«Hey c’est Duo, tu as 5 minutes pour ta leçon d'espagnol ?» Il est 22 heures, un horaire idéal pour que Duolingo envoie sur le smartphone de ses utilisateurs un dernier message signé de la mascotte de cette application de langues vivantes, une petite chouette verte aux grands yeux. Ni une ni deux, on abandonne alors ce que l’on faisait pour se lancer dans une série d’exercices, qu’il s’agisse de textes à trous ou de mots à traduire. Il faut dire que le «Duolingonaute» ne connaît que trop la punition encourue en cas de flemme : perdre les points d’expérience acquis, et repartir de zéro…
Sur les forums Internet et les réseaux sociaux, nombreux sont ceux à exposer leurs «séries» (« streaks », en anglais) et dépassant ainsi les 200, voire 300 jours d’utilisation consécutive de l’application. Difficile de toute façon d’échapper à la chouette, qui noie ses adeptes sous les notifications, sans lasser. L’algorithme maison sait en effet composer des dizaines de messages aussi impertinents que différents, et personnalisés selon le niveau de langue atteint.
Déjà plus de 10 millions d'abonnés payants
Rendre amusant et addictif un apprentissage des langues d’ordinaire barbant, quand il n’est pas intimidant : ce n’est pas le plus mince exploit de cette application américaine, créée en 2011 par un professeur guatémaltèque, Luis Von Ahn, avec un de ses étudiants, le Suisse-Américain Severin Hacker. En moins de quinze ans, le service a supplanté les pionniers du secteur, comme l’allemand Babbel, et monopolise 90% du marché des cours de langues sous format numérique. Selon les résultats 2024, présentés fin février, ils sont désormais 41 millions d’utilisateurs à apprendre quotidiennement une langue parmi la quarantaine disponibles, notamment aux Etats-Unis, en Allemagne, au Brésil, en Chine, en Inde et en France.
Et la tendance se confirme en ce début d'année puisque l'entreprise vient de publier d'excellents chiffres. "Le premier trimestre 2025 a été un début d'année exceptionnel. Nous avons dépassé les 10 millions d'abonnés payants et enregistré une croissance de 38% de notre chiffre d'affaires", a déclaré Luis von Ahn dans un communiqué financier diffusé fin avril.
Les investisseurs sont aussi sous le charme, et ont porté cet hiver la valorisation de la société, cotée depuis 2021, à un sommet de 17 milliards de dollars. Cette «edTech» (pour Education Technology), qui compte déjà un millier de salariés, semble avoir un boulevard devant elle : alors même que le digital ne pèse qu’un quart du marché de l’apprentissage des langues, l’ensemble du gâteau devrait atteindre 52 milliards de dollars en 2032, selon le cabinet Business Research.

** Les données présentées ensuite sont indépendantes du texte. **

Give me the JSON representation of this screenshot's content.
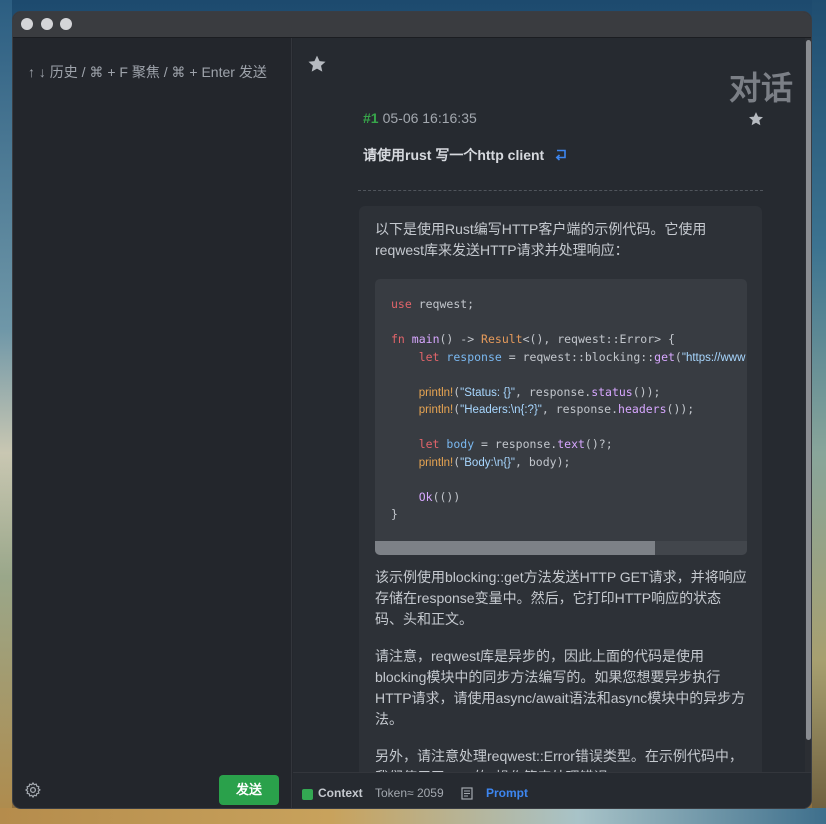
{
  "window": {
    "title": ""
  },
  "sidebar": {
    "hint": "↑ ↓ 历史 / ⌘ + F 聚焦 / ⌘ + Enter 发送",
    "send_label": "发送",
    "settings_icon": "gear-icon"
  },
  "main": {
    "title": "对话",
    "message": {
      "number": "#1",
      "timestamp": "05-06 16:16:35",
      "prompt": "请使用rust 写一个http client"
    },
    "answer": {
      "intro": "以下是使用Rust编写HTTP客户端的示例代码。它使用reqwest库来发送HTTP请求并处理响应：",
      "code_lines": [
        "use reqwest;",
        "",
        "fn main() -> Result<(), reqwest::Error> {",
        "    let response = reqwest::blocking::get(\"https://www",
        "",
        "    println!(\"Status: {}\", response.status());",
        "    println!(\"Headers:\\n{:?}\", response.headers());",
        "",
        "    let body = response.text()?;",
        "    println!(\"Body:\\n{}\", body);",
        "",
        "    Ok(())",
        "}"
      ],
      "para2": "该示例使用blocking::get方法发送HTTP GET请求，并将响应存储在response变量中。然后，它打印HTTP响应的状态码、头和正文。",
      "para3": "请注意，reqwest库是异步的，因此上面的代码是使用blocking模块中的同步方法编写的。如果您想要异步执行HTTP请求，请使用async/await语法和async模块中的异步方法。",
      "para4": "另外，请注意处理reqwest::Error错误类型。在示例代码中，我们使用了Rust的?操作符来处理错误。"
    }
  },
  "statusbar": {
    "context_label": "Context",
    "token_text": "Token≈ 2059",
    "prompt_label": "Prompt"
  },
  "colors": {
    "accent_green": "#2aa14b",
    "link_blue": "#3d86f0",
    "background": "#24272d"
  }
}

Gratuite au démarrage, l’application a réussi à convaincre ses utilisateurs de basculer vers un format payant. Pour se débarrasser des pubs, qui émaillent chaque fin de leçon, ou éviter de multiplier les achats ponctuels d’options. Mais aussi pour accéder à des exercices plus élaborés, comme des conversations vidéos avec une intelligence artificielle (comptez de 6,99 euros à 13,99 euros par mois selon les versions). En 2024, ces abonnements ont pesé pour 81% des 748 millions de dollars de revenus perçus par la société. Décidément déterminée à disrupter son secteur, l’entreprise a aussi créé son propre test d’aptitude en anglais, le DET (Duolingo English test). D’ores et déjà reconnu par plus de 5600 institutions à travers le monde (dont l’Edhec, Neoma ou Sciences po en France), il coûte environ trois fois moins cher que le fameux Toefl. Et rapporte déjà 6% du chiffre d’affaires, soit 45 millions de dollars, presqu’autant que les pubs !
"Ce n'est pas en cinq minutes par jour sur un smartphone que l’on progresse vraiment"
Inutile de préciser que les jeunes constituent la clientèle privilégiée du service. En jouant à ces exercices ludiques, cette cible complète son visionnage de séries TV en langue originale. Les pics de connexion enregistrés par Duolingo semblent d’ailleurs liés à l’actualité du petit écran. Comme fin 2024, quand la langue coréenne a profité de la diffusion sur Netflix de la deuxième saison de la série coréenne "Squid Game". Quant au boom du mandarin, enregistré outre-Atlantique, il doit sans doute beaucoup aux menaces de l’administration Trump de fermer la version en langue locale de l’application chinoise TikTok.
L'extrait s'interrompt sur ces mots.